Inquirer Southern Luzon
First Posted 12:59:00, 07/11/2010
Filed Under: Painting, Arts and Culture and Entertainment
LUCBAN, Quezon, Philippines
Top Filipino painter Oscar de Zalameda, 79, succumbed to a lingering illness early Saturday morning, a relative disclosed Sunday. Myla Deveza-Balmeo, niece of De Zalameda, said her uncle died at the Mount Carmel General Diocesan General Hospital in Lucena City. He had long been suffering from several illnesses. There was a time that he was also operated on, in Saint Luke's Hospital, several years ago. He was already too old and weak, Balmeo told the Philippine Daily Inquirer in an interview here Sunday morning.
It was learned that the famous painter had been confined at Mount Carmel since May 25. His remains would be brought to the Lucban Catholic parish church on Sunday afternoon for public viewing, according to Balmeo.

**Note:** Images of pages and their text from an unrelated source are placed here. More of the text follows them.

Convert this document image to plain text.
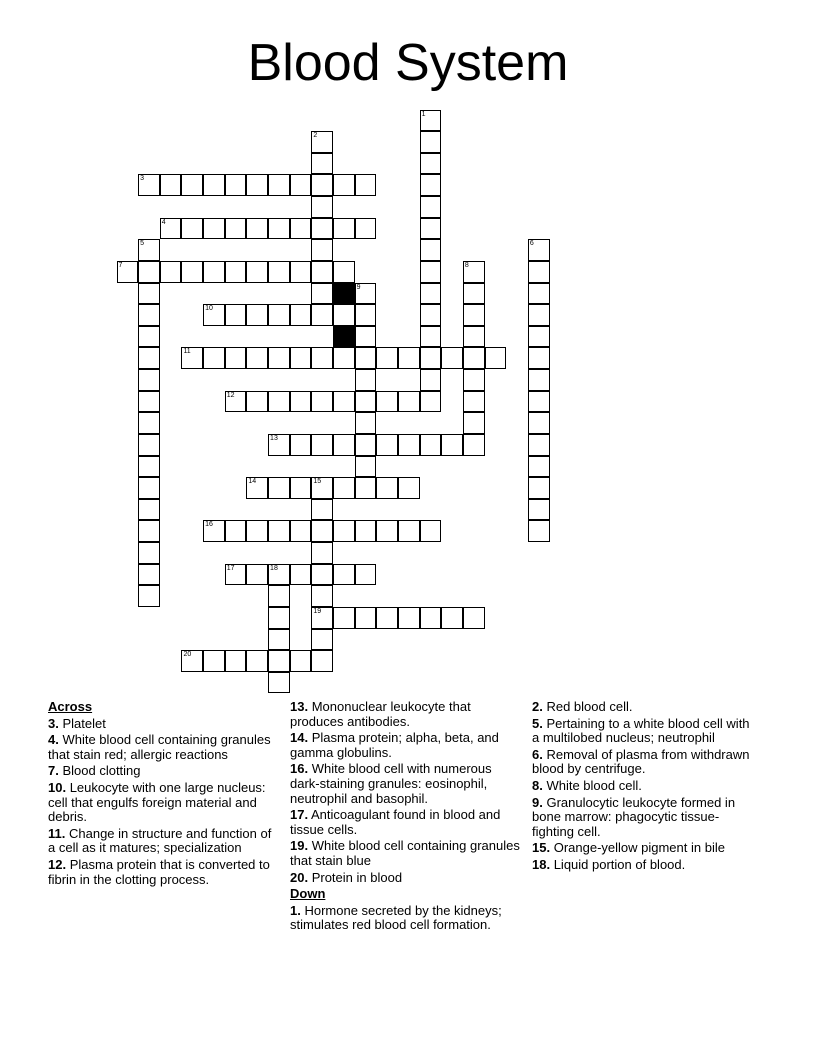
Blood System
3
4
7
10
11
12
13
14	15
16
17	18
19
20
1
2
5	6
8
9
Across
3. Platelet
4. White blood cell containing granules that stain red; allergic reactions
7. Blood clotting
10. Leukocyte with one large nucleus: cell that engulfs foreign material and debris.
11. Change in structure and function of a cell as it matures; specialization
12. Plasma protein that is converted to fibrin in the clotting process.
13. Mononuclear leukocyte that produces antibodies.
14. Plasma protein; alpha, beta, and gamma globulins.
16. White blood cell with numerous dark-staining granules: eosinophil, neutrophil and basophil.
17. Anticoagulant found in blood and tissue cells.
19. White blood cell containing granules that stain blue
20. Protein in blood
Down
1. Hormone secreted by the kidneys; stimulates red blood cell formation.
2. Red blood cell.
5. Pertaining to a white blood cell with a multilobed nucleus; neutrophil
6. Removal of plasma from withdrawn blood by centrifuge.
8. White blood cell.
9. Granulocytic leukocyte formed in bone marrow: phagocytic tissue-fighting cell.
15. Orange-yellow pigment in bile
18. Liquid portion of blood.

De Zalameda, who was born on September 24, 1930 returned to his bucolic hometown at the foot of mystical Mount Banahaw several years ago to spend his remaining years. He built a concrete house along A. Bonifacio Street and had lived in solitude in the company of his maternal nephew, Noel Deveza, elder brother of Balmeo.

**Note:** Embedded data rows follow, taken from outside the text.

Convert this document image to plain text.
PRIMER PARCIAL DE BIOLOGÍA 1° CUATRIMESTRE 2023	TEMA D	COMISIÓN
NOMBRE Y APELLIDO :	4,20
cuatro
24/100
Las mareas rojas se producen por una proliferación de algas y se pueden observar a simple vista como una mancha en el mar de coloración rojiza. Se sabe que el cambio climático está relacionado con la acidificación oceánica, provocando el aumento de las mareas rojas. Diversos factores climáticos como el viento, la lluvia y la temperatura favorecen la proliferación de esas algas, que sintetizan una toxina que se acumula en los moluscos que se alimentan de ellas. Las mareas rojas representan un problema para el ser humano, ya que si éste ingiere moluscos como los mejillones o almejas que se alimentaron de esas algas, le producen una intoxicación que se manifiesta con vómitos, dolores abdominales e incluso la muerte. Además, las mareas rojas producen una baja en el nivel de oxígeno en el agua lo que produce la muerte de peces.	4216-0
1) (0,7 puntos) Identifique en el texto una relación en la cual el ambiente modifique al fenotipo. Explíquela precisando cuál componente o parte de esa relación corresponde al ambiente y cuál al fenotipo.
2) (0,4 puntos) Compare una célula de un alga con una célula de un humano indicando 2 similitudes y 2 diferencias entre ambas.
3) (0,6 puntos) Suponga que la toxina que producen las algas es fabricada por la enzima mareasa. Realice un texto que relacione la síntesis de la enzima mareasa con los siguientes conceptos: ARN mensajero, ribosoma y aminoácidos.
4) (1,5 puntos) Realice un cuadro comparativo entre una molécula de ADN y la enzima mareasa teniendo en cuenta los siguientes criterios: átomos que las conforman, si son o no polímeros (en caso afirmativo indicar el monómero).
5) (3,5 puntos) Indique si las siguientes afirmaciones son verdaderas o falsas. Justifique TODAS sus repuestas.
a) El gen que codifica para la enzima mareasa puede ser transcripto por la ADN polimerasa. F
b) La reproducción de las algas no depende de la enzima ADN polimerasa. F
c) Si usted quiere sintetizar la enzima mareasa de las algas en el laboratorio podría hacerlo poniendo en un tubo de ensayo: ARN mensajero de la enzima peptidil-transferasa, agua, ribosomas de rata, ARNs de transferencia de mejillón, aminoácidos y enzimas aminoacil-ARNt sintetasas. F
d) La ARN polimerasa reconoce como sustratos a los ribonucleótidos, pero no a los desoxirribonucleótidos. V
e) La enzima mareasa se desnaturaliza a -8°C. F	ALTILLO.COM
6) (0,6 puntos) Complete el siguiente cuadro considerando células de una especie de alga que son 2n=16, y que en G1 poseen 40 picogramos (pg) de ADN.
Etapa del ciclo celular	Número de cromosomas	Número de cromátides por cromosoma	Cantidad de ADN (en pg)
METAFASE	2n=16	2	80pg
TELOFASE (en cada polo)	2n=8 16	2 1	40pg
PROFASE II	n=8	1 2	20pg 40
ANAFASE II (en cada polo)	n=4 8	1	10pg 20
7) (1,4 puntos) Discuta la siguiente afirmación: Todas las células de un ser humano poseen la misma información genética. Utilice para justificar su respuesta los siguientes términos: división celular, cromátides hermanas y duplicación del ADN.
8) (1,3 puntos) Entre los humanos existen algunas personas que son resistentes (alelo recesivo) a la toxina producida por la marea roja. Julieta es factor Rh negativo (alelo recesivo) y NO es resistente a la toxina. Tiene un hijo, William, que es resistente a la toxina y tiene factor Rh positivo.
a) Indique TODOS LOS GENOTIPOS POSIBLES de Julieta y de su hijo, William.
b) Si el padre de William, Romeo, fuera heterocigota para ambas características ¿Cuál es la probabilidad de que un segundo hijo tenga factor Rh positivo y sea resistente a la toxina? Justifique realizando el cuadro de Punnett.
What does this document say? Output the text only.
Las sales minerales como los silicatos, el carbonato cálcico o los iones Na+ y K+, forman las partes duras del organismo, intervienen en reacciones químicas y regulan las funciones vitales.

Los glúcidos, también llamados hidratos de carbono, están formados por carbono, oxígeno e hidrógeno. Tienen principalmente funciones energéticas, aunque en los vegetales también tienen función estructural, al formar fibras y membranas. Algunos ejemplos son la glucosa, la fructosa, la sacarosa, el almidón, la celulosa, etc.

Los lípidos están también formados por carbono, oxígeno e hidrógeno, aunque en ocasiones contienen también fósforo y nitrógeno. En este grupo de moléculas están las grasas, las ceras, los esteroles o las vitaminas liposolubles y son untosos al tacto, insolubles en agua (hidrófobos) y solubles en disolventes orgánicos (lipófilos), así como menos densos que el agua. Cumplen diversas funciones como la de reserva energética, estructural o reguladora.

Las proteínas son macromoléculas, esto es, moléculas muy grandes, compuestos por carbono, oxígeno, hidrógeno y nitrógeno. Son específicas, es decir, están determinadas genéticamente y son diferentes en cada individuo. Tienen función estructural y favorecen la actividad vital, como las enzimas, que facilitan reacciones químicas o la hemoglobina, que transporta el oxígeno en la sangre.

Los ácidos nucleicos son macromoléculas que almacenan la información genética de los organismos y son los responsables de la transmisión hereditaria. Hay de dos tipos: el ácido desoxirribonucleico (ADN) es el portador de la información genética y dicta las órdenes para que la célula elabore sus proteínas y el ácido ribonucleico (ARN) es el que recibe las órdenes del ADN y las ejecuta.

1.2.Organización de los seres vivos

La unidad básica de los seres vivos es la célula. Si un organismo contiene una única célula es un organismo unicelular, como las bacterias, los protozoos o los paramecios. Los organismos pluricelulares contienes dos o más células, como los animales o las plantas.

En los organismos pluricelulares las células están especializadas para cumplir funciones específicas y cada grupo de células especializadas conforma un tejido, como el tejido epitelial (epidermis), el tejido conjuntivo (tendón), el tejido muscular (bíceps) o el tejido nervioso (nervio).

"Quezon province lost a famous son", said Governor David Suarez. De Zalameda was among the first recipients of the annual Quezon Medalya ng Karangalan in early 1970s. In 2006, former President Gloria Macacapagal-Arroyo bestowed De Zalameda the Presidential Medal of Merit in a ceremony held at Malacañang for his cultural contribution to the country.
De Zalameda, considered as the favorite artist of former First Lady Imelda Marcos, graduated high school in 1949 at Tayabas High School (now Quezon National High School) in Lucena City. He finished his Fine Arts degree from the University of Santo Tomas and soon became part of the Art League of California, San Francisco.